We know from having looked at group think that simply surrounding yourself with other people who are willing to be honest with you as best they can is not guaranteed to help since they might be caught up in the same kind of self-deception you are. They might make things worse. But I think we can make some progress by seeking membership in communities that are united by nothing more than discipleship to Jesus. Groups, that is, that are not unified by socioeconomic standing. They’re not unified by a certain political perspective. They’re not unified by fine-grained theological distinctives or by loyalty to a particular Christian teacher or movement.
This isn’t to say that we should set aside our differences in order to come into community with one another. That to me is ecumenicism gone bad. We shouldn’t set aside our differences. Rather, when communities are formed under the banner of discipleship to Jesus and socio-political and theological differences are preserved there’s real hope of meaningful dialogue and progress together toward the truth.

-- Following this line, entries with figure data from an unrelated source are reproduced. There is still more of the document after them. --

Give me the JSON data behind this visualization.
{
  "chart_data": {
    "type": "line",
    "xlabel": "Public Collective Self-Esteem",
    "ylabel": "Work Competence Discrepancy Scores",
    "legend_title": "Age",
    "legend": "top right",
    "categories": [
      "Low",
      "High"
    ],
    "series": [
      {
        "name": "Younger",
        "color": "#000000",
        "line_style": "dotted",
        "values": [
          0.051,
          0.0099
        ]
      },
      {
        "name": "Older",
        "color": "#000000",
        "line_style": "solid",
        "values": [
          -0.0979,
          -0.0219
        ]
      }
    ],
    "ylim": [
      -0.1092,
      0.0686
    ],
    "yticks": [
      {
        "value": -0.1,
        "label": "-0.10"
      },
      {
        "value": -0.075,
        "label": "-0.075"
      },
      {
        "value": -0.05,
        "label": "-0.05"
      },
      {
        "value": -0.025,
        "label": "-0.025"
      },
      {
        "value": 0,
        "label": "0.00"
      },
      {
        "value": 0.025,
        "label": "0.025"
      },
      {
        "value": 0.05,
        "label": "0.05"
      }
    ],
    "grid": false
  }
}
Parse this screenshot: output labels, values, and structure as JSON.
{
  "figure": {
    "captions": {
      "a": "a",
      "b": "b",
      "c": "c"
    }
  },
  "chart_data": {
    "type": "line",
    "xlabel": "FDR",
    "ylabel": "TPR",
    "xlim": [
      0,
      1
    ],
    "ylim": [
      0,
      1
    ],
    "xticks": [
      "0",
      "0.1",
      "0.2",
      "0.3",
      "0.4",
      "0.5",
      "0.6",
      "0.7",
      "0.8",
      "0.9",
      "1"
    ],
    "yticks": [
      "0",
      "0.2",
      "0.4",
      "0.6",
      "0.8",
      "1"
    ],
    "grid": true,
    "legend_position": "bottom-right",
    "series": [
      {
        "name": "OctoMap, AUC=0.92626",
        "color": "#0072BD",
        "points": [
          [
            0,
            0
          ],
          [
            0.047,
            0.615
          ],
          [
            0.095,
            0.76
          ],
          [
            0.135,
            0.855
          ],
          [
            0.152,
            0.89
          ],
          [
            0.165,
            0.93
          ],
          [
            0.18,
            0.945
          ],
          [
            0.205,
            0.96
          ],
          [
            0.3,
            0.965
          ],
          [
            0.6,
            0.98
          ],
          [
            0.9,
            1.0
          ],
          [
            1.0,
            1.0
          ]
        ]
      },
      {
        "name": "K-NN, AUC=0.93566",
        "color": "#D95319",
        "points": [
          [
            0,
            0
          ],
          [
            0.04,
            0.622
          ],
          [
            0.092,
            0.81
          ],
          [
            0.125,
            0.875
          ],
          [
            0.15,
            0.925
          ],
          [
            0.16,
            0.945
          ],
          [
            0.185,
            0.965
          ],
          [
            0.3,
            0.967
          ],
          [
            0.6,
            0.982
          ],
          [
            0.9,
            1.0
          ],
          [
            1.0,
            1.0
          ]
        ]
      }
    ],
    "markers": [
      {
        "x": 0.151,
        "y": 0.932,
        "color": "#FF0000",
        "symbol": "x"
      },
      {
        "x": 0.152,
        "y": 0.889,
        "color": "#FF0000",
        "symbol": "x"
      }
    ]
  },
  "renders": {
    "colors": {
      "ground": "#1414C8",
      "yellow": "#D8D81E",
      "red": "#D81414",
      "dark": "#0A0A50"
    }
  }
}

So try to come together with a diverse group of people retaining your differences. But these communities will be impossible if their members draw their primary identity from these socio-political or theological associations such as Calvinist or Republican. Then the risk of discovering error will be extremely high. You can’t come together with intelligent people who are going to question those things because if it turns out they’re right, your whole self is in trouble. These communities have to be places where the grace, love, and forgiveness of Christ flows so freely between members that finding out you’re wrong is a cause for celebration and not for defense. You all are wrong about whole bunch of stuff. I’m wrong about a whole bunch of stuff. To find out that you’re wrong about something is a cause for celebration; I get to not be wrong anymore.
But it won’t be an occasion for celebration but an occasion for digging in your heels if your belonging to the community is at risk, if finding out that you’re wrong means you’re going to be excluded from your community. Groups without group think invite, pursue and celebrate diversity and disagreement not because of some vague commitment to political correctness but because of a desire to make heartfelt progress toward the truth. The occasion to have a safe and thoughtful conversation with somebody who loves you, somebody you can leave your kids with, but who disagrees with you passionately is a gift. It’s a rare gift, and we ought to embrace it as such. We tend to think that disagreement is a problem. We have to somehow solve this problem of disagreement. But within the right context it’s not a problem, it’s an opportunity to make progress together toward the truth.
Gregg Ten Elshof, a philosophy professor at Biola, wrote the book “I Told Me So: Self-Deception and the Christian Life” (Eerdmans, 2009).